The book had its origins in a grant application, on “Science and Religious Conflict'” which I developed, together with Julian Savulescu, director of the Oxford Uehiro Centre for Practical Ethics, the Institute for Science and Ethics, in the Oxford Martin School, and the Oxford Centre for Neuroethics, all at the University of Oxford. Julian and I wanted to take recent work in social psychology, cognitive science, neuroscience and evolutionary biology and apply this to shed light on the nature of religious conflict; and also to suggest ways to reduce religious conflict. Our application was generously funded by the Arts and Humanities Research Council in the United Kingdom and ran from the beginning of 2009 to mid-2012 (Standard Grant AH/F019513/1). In addition to this book, the Science and Religious Conflict project resulted in two major international conferences, a number of academic papers, and an edited volume, Religion, Intolerance and Conflict: A Scientific and Conceptual Investigation, edited by Steve Clarke, Russell Powell, and Julian Savulescu (Oxford: Oxford University Press 2013). Julian and I were fortunate enough to have been able to employ Russell Powell to work on the grant. I benefited enormously from the opportunity to work with Julian and Russell, as well as the opportunity to work at the Uehiro Centre and in the Oxford Martin School. Work on the latter stages of this book was generously supported by the Centre for Applied Philosophy and Public Ethics, Charles Sturt University.
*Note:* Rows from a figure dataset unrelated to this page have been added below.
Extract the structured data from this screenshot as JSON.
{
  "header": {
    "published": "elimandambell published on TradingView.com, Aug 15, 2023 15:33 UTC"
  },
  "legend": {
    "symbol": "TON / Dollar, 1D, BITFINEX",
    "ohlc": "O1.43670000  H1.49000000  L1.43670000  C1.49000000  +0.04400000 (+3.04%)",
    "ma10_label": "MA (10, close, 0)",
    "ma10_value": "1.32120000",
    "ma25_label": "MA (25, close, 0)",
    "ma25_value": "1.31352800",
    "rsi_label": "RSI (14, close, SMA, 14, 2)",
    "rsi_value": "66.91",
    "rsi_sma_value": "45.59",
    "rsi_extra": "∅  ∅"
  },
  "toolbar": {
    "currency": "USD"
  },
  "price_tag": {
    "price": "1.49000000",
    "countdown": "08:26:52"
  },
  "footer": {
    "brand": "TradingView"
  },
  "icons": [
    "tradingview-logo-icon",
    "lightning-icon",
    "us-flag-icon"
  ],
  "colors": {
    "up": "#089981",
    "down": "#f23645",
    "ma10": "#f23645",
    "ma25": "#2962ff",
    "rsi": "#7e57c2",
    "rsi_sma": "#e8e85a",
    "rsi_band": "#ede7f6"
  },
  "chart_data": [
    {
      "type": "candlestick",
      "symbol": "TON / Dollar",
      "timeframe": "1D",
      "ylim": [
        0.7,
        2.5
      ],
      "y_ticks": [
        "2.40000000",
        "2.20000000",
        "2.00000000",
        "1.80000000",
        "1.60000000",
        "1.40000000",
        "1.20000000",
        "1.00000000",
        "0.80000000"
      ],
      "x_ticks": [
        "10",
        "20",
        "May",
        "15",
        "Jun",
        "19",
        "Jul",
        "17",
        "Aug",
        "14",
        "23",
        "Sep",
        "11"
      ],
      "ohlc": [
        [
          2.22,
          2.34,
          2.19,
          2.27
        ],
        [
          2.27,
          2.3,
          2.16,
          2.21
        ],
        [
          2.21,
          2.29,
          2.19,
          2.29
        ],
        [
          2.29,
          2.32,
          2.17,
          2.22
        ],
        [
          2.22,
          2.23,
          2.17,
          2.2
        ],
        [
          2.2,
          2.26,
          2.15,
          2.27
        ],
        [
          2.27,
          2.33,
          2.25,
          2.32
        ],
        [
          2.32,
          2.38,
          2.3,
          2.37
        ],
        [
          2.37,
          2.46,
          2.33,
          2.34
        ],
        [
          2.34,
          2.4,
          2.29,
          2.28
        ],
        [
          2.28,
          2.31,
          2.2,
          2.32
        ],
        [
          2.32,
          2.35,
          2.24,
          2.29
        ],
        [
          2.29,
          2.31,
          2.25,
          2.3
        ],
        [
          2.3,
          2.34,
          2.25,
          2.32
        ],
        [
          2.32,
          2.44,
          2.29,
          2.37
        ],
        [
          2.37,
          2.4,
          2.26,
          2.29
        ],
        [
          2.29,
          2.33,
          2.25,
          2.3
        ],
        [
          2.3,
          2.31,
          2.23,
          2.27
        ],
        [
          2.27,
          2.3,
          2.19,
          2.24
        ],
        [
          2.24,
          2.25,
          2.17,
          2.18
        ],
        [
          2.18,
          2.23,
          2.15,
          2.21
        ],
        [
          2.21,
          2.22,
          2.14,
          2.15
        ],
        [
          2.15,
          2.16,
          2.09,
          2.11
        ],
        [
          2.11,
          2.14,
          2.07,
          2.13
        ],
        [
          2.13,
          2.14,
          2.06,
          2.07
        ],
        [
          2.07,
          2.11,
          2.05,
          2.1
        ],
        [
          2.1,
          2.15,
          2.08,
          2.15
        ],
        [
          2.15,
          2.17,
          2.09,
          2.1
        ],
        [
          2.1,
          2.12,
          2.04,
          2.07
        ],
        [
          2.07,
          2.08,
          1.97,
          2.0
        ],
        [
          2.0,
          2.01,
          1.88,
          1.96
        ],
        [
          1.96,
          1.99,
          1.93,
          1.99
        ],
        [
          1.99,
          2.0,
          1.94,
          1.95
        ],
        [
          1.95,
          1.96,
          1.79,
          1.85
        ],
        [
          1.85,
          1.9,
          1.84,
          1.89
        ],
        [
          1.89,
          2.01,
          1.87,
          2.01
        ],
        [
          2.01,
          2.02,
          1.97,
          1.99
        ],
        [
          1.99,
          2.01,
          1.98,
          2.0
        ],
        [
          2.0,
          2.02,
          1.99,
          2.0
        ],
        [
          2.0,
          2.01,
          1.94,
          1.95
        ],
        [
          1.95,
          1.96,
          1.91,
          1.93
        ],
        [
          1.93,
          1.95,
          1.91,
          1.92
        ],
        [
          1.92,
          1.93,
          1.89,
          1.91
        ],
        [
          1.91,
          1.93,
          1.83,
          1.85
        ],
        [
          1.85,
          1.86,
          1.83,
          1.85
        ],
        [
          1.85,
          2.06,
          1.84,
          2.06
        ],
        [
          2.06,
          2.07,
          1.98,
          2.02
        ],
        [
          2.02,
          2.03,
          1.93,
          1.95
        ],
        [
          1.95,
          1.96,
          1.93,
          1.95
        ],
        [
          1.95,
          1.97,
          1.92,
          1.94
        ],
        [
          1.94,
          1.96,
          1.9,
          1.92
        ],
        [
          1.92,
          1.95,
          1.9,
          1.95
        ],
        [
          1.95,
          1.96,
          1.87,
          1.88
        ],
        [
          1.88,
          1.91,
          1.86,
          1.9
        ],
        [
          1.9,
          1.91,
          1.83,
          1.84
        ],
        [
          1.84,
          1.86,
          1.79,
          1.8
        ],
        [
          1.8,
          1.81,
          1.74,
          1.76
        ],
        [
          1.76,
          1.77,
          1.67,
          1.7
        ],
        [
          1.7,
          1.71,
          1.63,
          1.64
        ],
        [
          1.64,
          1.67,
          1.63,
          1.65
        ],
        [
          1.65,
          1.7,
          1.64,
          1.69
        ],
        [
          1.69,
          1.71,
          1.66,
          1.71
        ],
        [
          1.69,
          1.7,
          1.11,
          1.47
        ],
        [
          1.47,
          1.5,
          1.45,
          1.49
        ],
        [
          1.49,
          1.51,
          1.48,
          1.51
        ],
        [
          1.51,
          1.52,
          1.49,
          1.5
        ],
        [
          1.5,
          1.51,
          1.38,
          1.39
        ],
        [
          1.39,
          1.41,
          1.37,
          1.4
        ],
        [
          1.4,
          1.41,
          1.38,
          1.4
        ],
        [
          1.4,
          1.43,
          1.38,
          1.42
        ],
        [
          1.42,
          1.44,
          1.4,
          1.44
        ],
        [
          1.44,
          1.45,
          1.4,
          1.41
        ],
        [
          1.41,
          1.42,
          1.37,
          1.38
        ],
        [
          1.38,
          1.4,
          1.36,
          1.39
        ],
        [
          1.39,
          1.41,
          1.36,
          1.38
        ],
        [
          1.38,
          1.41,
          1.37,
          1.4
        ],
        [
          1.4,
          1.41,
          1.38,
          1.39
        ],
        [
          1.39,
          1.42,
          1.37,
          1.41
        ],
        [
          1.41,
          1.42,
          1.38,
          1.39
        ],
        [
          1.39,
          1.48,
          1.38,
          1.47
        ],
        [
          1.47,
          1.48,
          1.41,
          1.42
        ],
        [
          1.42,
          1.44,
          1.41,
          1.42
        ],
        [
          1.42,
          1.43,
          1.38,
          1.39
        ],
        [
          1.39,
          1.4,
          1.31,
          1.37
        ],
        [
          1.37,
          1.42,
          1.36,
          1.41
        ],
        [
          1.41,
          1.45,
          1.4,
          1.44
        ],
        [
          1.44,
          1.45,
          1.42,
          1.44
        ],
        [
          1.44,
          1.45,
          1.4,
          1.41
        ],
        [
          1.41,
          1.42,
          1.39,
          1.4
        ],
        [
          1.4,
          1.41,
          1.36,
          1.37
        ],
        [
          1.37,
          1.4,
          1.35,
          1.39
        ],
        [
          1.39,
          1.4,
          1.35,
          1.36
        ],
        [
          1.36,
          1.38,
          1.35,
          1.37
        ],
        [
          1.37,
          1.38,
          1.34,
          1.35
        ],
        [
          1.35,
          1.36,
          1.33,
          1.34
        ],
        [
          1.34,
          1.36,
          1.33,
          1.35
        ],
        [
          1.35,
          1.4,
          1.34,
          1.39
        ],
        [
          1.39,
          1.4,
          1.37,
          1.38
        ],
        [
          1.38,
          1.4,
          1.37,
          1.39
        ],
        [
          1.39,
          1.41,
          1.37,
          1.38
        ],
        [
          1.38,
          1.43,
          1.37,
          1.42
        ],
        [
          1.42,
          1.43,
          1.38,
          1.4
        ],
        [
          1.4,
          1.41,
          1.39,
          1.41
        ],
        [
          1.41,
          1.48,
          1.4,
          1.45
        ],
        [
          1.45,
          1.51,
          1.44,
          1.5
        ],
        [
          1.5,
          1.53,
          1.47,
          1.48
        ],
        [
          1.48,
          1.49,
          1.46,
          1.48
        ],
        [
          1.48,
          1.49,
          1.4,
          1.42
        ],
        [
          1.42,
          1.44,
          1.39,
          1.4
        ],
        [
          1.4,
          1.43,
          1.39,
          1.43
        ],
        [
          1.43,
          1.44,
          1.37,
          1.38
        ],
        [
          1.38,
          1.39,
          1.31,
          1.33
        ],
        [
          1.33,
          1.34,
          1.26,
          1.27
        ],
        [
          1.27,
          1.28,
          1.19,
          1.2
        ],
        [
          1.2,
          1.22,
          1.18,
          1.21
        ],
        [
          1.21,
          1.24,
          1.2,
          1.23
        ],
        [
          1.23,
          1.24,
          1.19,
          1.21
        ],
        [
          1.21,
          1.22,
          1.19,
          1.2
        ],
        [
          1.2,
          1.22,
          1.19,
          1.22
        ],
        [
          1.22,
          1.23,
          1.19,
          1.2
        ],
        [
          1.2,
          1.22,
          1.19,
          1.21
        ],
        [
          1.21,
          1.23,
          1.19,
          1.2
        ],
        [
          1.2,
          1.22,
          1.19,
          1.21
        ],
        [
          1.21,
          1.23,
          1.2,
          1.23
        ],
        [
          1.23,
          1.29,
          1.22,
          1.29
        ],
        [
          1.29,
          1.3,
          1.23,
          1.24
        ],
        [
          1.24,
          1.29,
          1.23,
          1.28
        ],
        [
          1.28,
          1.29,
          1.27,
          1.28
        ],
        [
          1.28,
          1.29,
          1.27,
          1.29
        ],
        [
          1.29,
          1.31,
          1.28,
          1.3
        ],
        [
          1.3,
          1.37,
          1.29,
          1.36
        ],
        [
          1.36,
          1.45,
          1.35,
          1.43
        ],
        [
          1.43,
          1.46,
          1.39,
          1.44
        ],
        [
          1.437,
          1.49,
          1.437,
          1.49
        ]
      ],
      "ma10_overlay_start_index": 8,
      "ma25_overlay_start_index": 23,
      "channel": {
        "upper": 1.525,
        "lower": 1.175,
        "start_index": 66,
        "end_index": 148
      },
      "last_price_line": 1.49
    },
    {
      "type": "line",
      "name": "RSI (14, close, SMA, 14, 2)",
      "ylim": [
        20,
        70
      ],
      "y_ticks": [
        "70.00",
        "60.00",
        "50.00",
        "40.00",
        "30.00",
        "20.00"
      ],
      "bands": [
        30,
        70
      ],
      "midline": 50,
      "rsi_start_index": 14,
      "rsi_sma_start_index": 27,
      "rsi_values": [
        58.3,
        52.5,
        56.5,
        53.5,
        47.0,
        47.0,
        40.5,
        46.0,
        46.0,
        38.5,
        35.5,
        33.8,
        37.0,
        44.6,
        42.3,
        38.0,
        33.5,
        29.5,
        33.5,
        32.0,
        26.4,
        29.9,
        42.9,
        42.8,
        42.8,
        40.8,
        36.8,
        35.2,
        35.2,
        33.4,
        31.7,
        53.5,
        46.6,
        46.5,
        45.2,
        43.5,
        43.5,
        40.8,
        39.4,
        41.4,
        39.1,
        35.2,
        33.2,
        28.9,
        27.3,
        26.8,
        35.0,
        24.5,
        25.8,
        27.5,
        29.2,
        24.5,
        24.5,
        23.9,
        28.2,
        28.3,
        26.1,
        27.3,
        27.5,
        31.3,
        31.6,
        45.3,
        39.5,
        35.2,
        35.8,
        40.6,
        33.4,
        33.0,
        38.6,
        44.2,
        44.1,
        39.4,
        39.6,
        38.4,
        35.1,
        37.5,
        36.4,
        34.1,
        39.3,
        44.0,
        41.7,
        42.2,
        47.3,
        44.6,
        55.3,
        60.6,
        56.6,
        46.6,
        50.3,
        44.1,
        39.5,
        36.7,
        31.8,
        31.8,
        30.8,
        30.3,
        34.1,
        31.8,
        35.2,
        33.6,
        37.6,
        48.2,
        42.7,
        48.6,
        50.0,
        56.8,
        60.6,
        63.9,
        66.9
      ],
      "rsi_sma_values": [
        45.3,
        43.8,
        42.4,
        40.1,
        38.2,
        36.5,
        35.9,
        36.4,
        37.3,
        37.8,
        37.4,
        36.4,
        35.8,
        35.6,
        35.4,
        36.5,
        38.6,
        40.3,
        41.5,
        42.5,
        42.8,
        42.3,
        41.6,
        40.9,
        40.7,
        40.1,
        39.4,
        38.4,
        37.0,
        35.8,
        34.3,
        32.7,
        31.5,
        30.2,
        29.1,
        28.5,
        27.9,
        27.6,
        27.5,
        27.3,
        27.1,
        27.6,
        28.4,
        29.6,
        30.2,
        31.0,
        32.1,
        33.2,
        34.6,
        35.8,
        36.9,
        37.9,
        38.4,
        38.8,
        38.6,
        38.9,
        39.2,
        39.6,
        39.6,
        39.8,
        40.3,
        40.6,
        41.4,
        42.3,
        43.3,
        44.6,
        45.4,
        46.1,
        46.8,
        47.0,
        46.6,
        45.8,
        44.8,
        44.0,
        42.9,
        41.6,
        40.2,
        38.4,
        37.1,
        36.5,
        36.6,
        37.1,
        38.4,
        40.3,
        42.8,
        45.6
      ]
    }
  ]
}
Thanks to Joanna Burch-Brown, Adrienne Clarke, Katrien Devolder, Tom Douglas, David Edmonds, Jacqueline Fox, Guy Kahane, Marguerite La Caze, Neil Levy, Morgan Luck, Kate MacDonald, Terry MacDonald, Francesca Minerva, Justin Oakley, Russell Powell, Simon Rippon, Julian Savulescu, Nicholas Shea, John Teehan, Steven Tudor, Adrian Walsh, and several anonymous reviewers for helping me to improve my draft material. Thanks also to Lindsay Bourgeois, Michael Boylan, Jennifer Bray, Liam Cooper, Jeff Dean, Allison Kostka, Louise Spencely, and Paul Stringer for their editorial help and support.